The guy was pretty big and ex-military looking and wore a white shirt with a sheriff’s badge logo on it. After he finished, he slammed the can down and wandered onto the stage. We were in the process of loading up our gear, and the fucking guy fell into our drum kit, knocking the whole thing over. This was a few shows before Coachella, and our tour manager, who is an ex-rugby player, grabbed the guy. “Alright mate, you’ve had enough,” he said, as he dragged the dude away. We were dying laughing the whole time because I cycled from being scared, to confused, to amusement. I think Isom was just happy to get out of there quickly after being violated.
39
GENESIS P-ORRIDGE
(Throbbing Gristle/Psychic TV)
Arguably the creators of industrial music, Throbbing Gristle were far more concerned with the deconstruction of music and live performance than delivering cohesion, and gender-neutral P-Orridge, suffering with leukemia, reflects on the entire journey.

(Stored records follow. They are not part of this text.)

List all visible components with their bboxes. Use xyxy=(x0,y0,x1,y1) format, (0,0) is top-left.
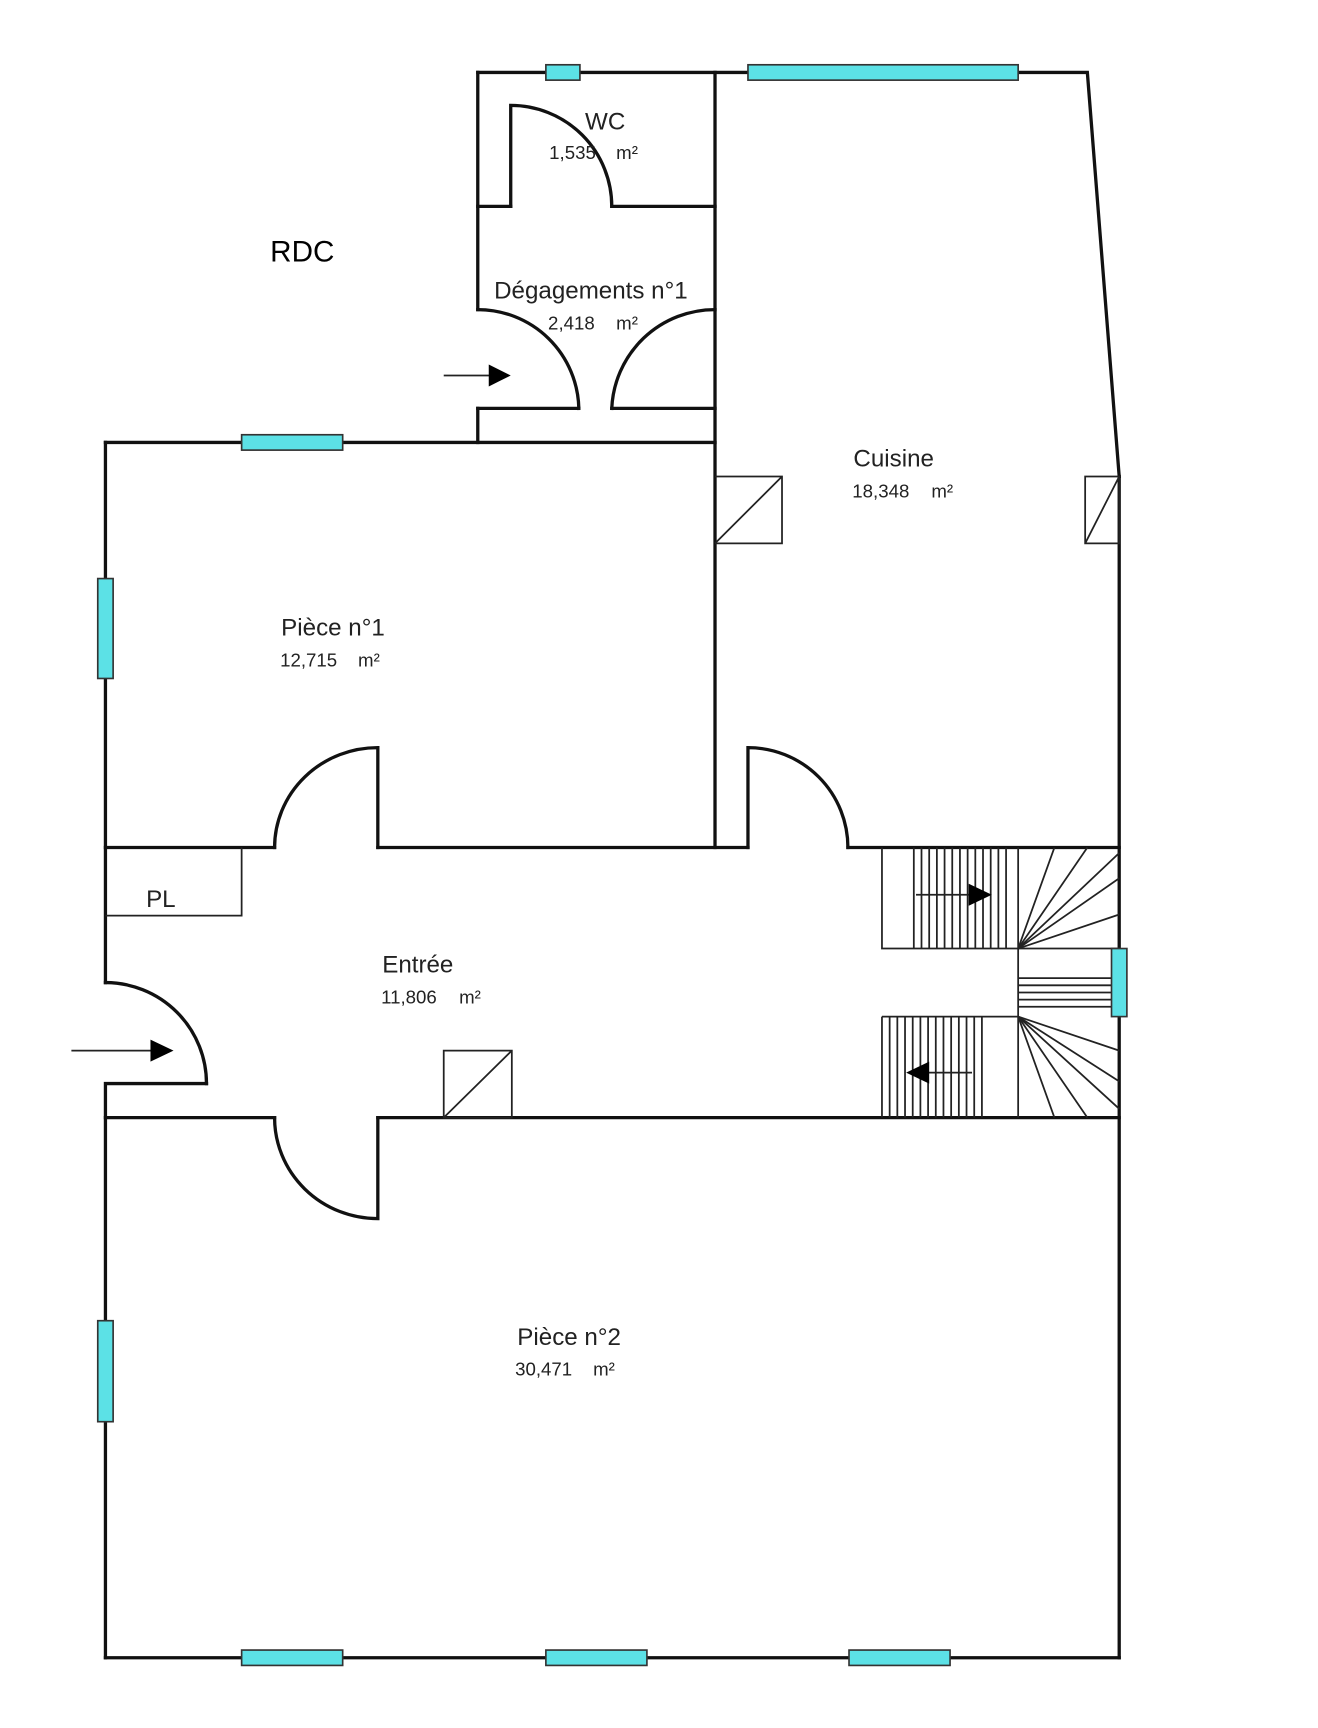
room-area: 2,418 xyxy=(548,312,595,333)
room-area: 1,535 xyxy=(549,142,596,163)
arrow-stairs-down-icon xyxy=(906,1061,973,1084)
room-name: Pièce n°2 xyxy=(517,1324,621,1351)
piece2-door xyxy=(272,1115,380,1221)
winder-tread xyxy=(1017,913,1120,950)
area-unit: m² xyxy=(931,480,953,501)
windows xyxy=(96,63,1128,1667)
floor-title: RDC xyxy=(270,235,334,268)
window-stairs xyxy=(1110,947,1128,1018)
doors xyxy=(103,103,850,1221)
room-degagement: Dégagements n°1 2,418 m² xyxy=(494,278,688,334)
area-unit: m² xyxy=(616,142,638,163)
degagement-door-right xyxy=(610,307,717,411)
duct-entree xyxy=(442,1049,513,1119)
arrow-main-entry-icon xyxy=(71,1039,174,1062)
winder-tread xyxy=(1017,852,1120,950)
room-name: Cuisine xyxy=(853,446,934,473)
window-piece2-left xyxy=(96,1319,114,1423)
window-wc xyxy=(545,63,581,81)
window-piece1-top xyxy=(240,433,344,451)
room-labels: WC 1,535 m² Dégagements n°1 2,418 m² Cui… xyxy=(146,109,953,1380)
room-name: Pièce n°1 xyxy=(281,615,385,642)
arrow-entry-degagement-icon xyxy=(443,364,511,387)
window-piece2-bottom-2 xyxy=(545,1649,648,1667)
wc-door xyxy=(509,103,614,209)
staircase xyxy=(881,847,1120,1119)
window-piece1-left xyxy=(96,577,114,680)
pl-closet xyxy=(105,847,243,917)
degagement-door-left xyxy=(476,307,581,411)
window-piece2-bottom-1 xyxy=(240,1649,344,1667)
winder-tread xyxy=(1017,1016,1056,1118)
area-unit: m² xyxy=(459,986,481,1007)
room-piece2: Pièce n°2 30,471 m² xyxy=(515,1324,621,1380)
room-area: 18,348 xyxy=(852,480,909,501)
arrow-stairs-up-icon xyxy=(916,883,992,906)
arrows xyxy=(71,364,992,1084)
room-wc: WC 1,535 m² xyxy=(549,109,638,164)
window-piece2-bottom-3 xyxy=(848,1649,951,1667)
room-area: 11,806 xyxy=(381,986,437,1007)
room-piece1: Pièce n°1 12,715 m² xyxy=(280,615,385,671)
winder-tread xyxy=(1017,1015,1120,1052)
window-cuisine xyxy=(747,63,1019,81)
cuisine-door xyxy=(746,745,850,850)
room-name: Dégagements n°1 xyxy=(494,278,688,305)
pl-label: PL xyxy=(146,886,176,913)
area-unit: m² xyxy=(616,312,638,333)
room-area: 12,715 xyxy=(280,649,337,670)
room-cuisine: Cuisine 18,348 m² xyxy=(852,446,953,502)
piece1-door xyxy=(272,745,380,850)
room-name: Entrée xyxy=(382,952,453,979)
winder-tread xyxy=(1017,847,1089,950)
winder-tread xyxy=(1017,847,1056,949)
winder-tread xyxy=(1017,877,1120,950)
winder-tread xyxy=(1017,1016,1089,1119)
area-unit: m² xyxy=(593,1359,615,1380)
ducts xyxy=(442,475,1121,1119)
duct-cuisine-left xyxy=(714,475,783,545)
entrance-door xyxy=(103,980,209,1086)
winder-tread xyxy=(1017,1015,1120,1083)
room-entree: Entrée 11,806 m² xyxy=(381,952,481,1008)
duct-cuisine-right xyxy=(1084,475,1121,545)
area-unit: m² xyxy=(358,649,380,670)
room-area: 30,471 xyxy=(515,1359,572,1380)
winder-tread xyxy=(1017,1015,1120,1110)
room-name: WC xyxy=(585,109,625,136)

I was a huge fan of Brian Jones, and I grew up buying every Rolling Stones single the day it came out. Then he was murdered, and I went to see the “new” Rolling Stones in Hyde Park on July 5th, 1969. There were
half a million people there, and it’s still the worst show I’ve ever seen. It was impossible to get anywhere near the stage, and we were way back in the trees. When they started playing, it was so fucking shambolic that people started leaving. Within twenty minutes, I was able to walk to the very front of the stage.
They had boxes of white butterflies that they released to symbolize Brian’s rising to heaven. All the boxes had been left in the hot sun, and almost all of them died. The roadies were chucking them into the air to make it look like they were flying. It was really gross and embarrassing. If you see video footage of the show, it doesn’t show how many people walked away in disgust. There’s a deathbed confession by the foreman who was working on Jones’s house, and he admitted he killed him. He had grown to hate Brian Jones because Jones treated him like shit. He got sick of it one night and held Brian under water until he died.
The first real rock gig Throbbing Gristle ever did was supporting Hawkwind, featuring a young Lemmy Kilmister, at Bradford, St. Georges Hall in 1971. It was a benefit for hippies who had been caught smuggling hash, and I was already into my “anti-rock” music ideas. I brought a dwarf with me to play lead guitar, who’d never played before that night. We had Cosey Fanni Tutti dressed as a schoolgirl, strutting around and firing a starter pistol in the air. Our singer was a surfer from Bridlington who stood on a surfboard atop a bucket of water on stage.